Michel came along. 70, walking all the way from Le Puy. After one horrified look, he adjusted my backpack – much better. Then he gave me some tips on using walking sticks. He walks in an absolutely slow, steady regular rhythm, never breaking stride. French style he speaks loudly in your face if he thinks you don’t understand. But is so good-natured you can’t help but smile. He is one of the gems of this experience. In a day I’ve grown very fond of him. In the last kilometre who should catch up but Tony, the Australian from the train! I took one look at his pack and told him he needed to meet Michel! Who, as it turned out, was in front of the auberge as we arrived.
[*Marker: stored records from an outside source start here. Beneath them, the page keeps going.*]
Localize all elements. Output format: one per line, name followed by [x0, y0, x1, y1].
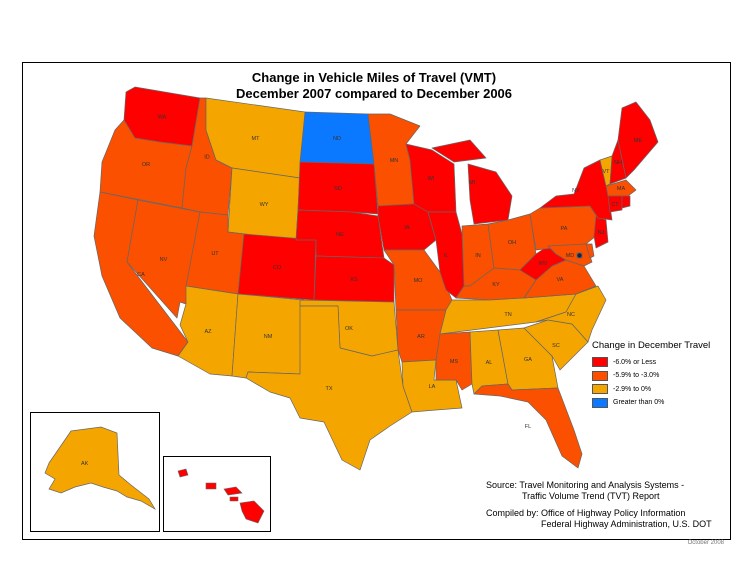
state-label-ga: GA: [524, 357, 532, 363]
state-ks: [313, 255, 395, 303]
state-label-ca: CA: [137, 272, 145, 278]
state-ri: [621, 195, 631, 209]
state-label-sd: SD: [334, 186, 342, 192]
state-label-tn: TN: [504, 312, 511, 318]
state-label-mt: MT: [252, 136, 261, 142]
state-label-nd: ND: [333, 136, 341, 142]
state-ak: [44, 426, 156, 510]
hawaii-inset: [163, 456, 271, 532]
state-label-or: OR: [142, 162, 150, 168]
alaska-map: AK: [44, 426, 156, 510]
compiled-line-1: Compiled by: Office of Highway Policy In…: [486, 508, 686, 518]
state-label-ky: KY: [492, 282, 500, 288]
state-label-ny: NY: [572, 188, 580, 194]
state-label-va: VA: [557, 277, 564, 283]
source-note: Source: Travel Monitoring and Analysis S…: [486, 480, 684, 502]
state-label-vt: VT: [602, 169, 610, 175]
legend-label: Greater than 0%: [613, 399, 665, 406]
state-label-wa: WA: [158, 115, 167, 121]
map-title: Change in Vehicle Miles of Travel (VMT): [251, 70, 497, 85]
state-label-nc: NC: [567, 312, 575, 318]
date-note: October 2008: [687, 540, 724, 546]
legend-swatch: [592, 397, 608, 408]
state-label-mi: MI: [469, 180, 476, 186]
dc-marker: [577, 253, 582, 258]
hawaii-map: [177, 468, 265, 524]
state-la: [401, 359, 463, 413]
state-label-in: IN: [475, 253, 481, 259]
state-ct: [607, 195, 623, 213]
state-ma: [605, 179, 637, 197]
state-de: [585, 243, 595, 259]
state-label-tx: TX: [325, 386, 332, 392]
state-tx: [245, 305, 413, 471]
alaska-inset: AK: [30, 412, 160, 532]
state-label-la: LA: [429, 384, 436, 390]
legend-label: -6.0% or Less: [613, 358, 657, 366]
legend-label: -5.9% to -3.0%: [613, 372, 660, 379]
legend-item: -6.0% or Less: [592, 356, 732, 368]
state-label-az: AZ: [204, 329, 212, 335]
state-sd: [297, 161, 379, 215]
legend-label: -2.9% to 0%: [613, 385, 652, 393]
state-fl: [473, 383, 583, 469]
legend-swatch: [592, 370, 608, 381]
source-line-2: Traffic Volume Trend (TVT) Report: [522, 491, 660, 501]
state-label-ak: AK: [81, 461, 89, 467]
state-label-ct: CT: [611, 202, 619, 208]
state-label-il: IL: [444, 253, 449, 259]
state-label-ok: OK: [345, 326, 353, 332]
state-label-ar: AR: [417, 334, 425, 340]
legend-item: Greater than 0%: [592, 397, 732, 409]
legend-item: -2.9% to 0%: [592, 383, 732, 395]
map-subtitle: December 2007 compared to December 2006: [235, 86, 513, 101]
state-label-ks: KS: [350, 277, 358, 283]
legend: Change in December Travel -6.0% or Less …: [592, 340, 732, 410]
source-line-1: Source: Travel Monitoring and Analysis S…: [486, 480, 685, 490]
state-label-id: ID: [204, 155, 210, 161]
legend-title: Change in December Travel: [592, 340, 711, 351]
legend-swatch: [592, 357, 608, 367]
state-label-mo: MO: [414, 278, 424, 284]
state-label-ma: MA: [617, 186, 626, 192]
state-nc: [535, 285, 607, 343]
state-label-md: MD: [566, 253, 575, 259]
state-nj: [593, 215, 609, 249]
state-label-wi: WI: [428, 176, 435, 182]
state-label-oh: OH: [508, 240, 516, 246]
state-label-co: CO: [273, 265, 282, 271]
state-label-ia: IA: [404, 225, 410, 231]
legend-swatch: [592, 384, 608, 394]
compiled-line-2: Federal Highway Administration, U.S. DOT: [541, 519, 712, 529]
state-me: [617, 101, 659, 179]
state-label-nm: NM: [264, 334, 273, 340]
legend-item: -5.9% to -3.0%: [592, 370, 732, 382]
state-label-sc: SC: [552, 343, 560, 349]
state-label-nh: NH: [614, 160, 622, 166]
state-label-wv: WV: [539, 261, 548, 267]
state-hi: [177, 468, 265, 524]
state-label-ne: NE: [336, 232, 344, 238]
state-label-pa: PA: [561, 226, 568, 232]
state-label-ut: UT: [211, 251, 219, 257]
state-label-wy: WY: [260, 202, 269, 208]
state-label-mn: MN: [390, 158, 399, 164]
state-label-nv: NV: [160, 257, 168, 263]
state-label-fl: FL: [525, 424, 531, 430]
compiled-note: Compiled by: Office of Highway Policy In…: [486, 508, 712, 530]
state-label-al: AL: [486, 360, 493, 366]
state-label-nj: NJ: [598, 230, 605, 236]
state-label-ms: MS: [450, 359, 459, 365]
state-label-me: ME: [634, 138, 643, 144]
Orisson is a 16 bed & 8 tent hostel where the price includes a communal dinner and breakfast. Due to a mixup they had our reservations for last night, and they were not pleased because they had turned folks away when we didn’t turn up. Luckily, even though today there was no space inside for us,  there was a tent.

Our tent at Orisson

Our tent at Orisson

After the crowds in SJPDP the smaller number is intimate and less frenetic. The only other US Americans are a couple from Florida. Maria is a very calm person who is originally from Venezuela (and strongly reminds me of Leyli). I met her yesterday in the Pilgrim office, and was happy to see her again. Jim is a retired art history director for a museum. Other nationalities: Italian, Irish, Austrian, Australian, German, Dutch, Russian, Brazilian, French. Mostly French. The dinner – soup, lamb and beans, wine, gateau basque – (Maria’s site includes pictures of what she eats each day. I’ll get it and link so you can see what kind of things I am eating) – was delicious, the conversation lively and warm. Afterwards Michel stood and introduced himself, and we all followed suit. It was only upon leaving the dining room that I realized it was pouring, and only after I crawled into the tent did I remember my towel and turtleneck drying on the line. (Composing this in the tent – where I am warm and dry – on my lovely little Nokia E63)

21 Sep 2009

 Posted by at 7:17 am

  One Response to “Day 1 – St Jean Pied de Port à Orisson ~ 10k”

  1. Hi Jeanne,

    It was so nice meeting you last Sunday on our Camino Walk at the Locks – I am so enjoying reading about your travels during my lunch hours – you are an excellent story teller!